Bolsonaro ameaça repórter: “Vontade de encher sua boca de porrada”

Presidente voltou a atacar a imprensa ao ser questionado sobre os depósitos de Queiroz à primeira-dama Michelle Bolsonaro

A versão “paz e amor” do presidente Jair Bolsonaro durou pouco. Neste domingo (23), o capitão da reserva voltou a atacar a imprensa, desta vez através de uma ameça explícita a um repórter do jornal O Globo.

Segundo o portal UOL, Bolsonaro causou aglomeração ao fazer uma visita, entre o final da manhã e o início da tarde, à Catedral de Brasília – os motivos para a agenda não foram revelados. Durante o passeio, um jornalista perguntou ao presidente qual o motivo de Fabrício Queiroz, ex-assessor de Flávio Bolsonaro investigado pelo esquema de rachadinhas no gabinete do atual senador, ter depositado quantias em dinheiro na conta da primeira-dama Michelle Bolsonaro.

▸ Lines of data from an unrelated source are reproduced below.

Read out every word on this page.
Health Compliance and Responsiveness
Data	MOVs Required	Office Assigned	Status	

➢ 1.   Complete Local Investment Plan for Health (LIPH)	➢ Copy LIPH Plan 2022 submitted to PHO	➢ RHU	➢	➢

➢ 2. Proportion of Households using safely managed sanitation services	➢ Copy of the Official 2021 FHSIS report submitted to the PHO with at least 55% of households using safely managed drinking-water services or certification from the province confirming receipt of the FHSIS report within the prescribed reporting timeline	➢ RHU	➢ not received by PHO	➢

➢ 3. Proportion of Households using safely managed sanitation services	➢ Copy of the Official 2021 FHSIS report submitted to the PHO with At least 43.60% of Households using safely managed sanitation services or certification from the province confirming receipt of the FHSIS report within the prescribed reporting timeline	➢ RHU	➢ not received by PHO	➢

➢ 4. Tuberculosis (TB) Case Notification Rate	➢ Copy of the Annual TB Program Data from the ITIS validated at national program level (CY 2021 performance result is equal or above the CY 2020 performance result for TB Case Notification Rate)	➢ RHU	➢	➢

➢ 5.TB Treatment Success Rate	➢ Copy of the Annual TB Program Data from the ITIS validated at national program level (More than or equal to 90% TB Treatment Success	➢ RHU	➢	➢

“A vontade que eu tenho é de encher sua boca de porrada”, disparou o presidente.

Depósitos

Reportagem da revista Crusoé divulgada em 7 de agosto revela que o ex-PM Fabrício de Queiroz, que teria comandado o esquema de rachadinhas como assessor de Flávio Bolsonaro na Assembleia Legislativa do Rio de Janeiro (Alerj), depositou pelo menos 21 cheques na conta da primeira-dama, Michelle Bolsonaro, entre os anos de 2011 e 2018. O valor total chega a R$ 72 mil.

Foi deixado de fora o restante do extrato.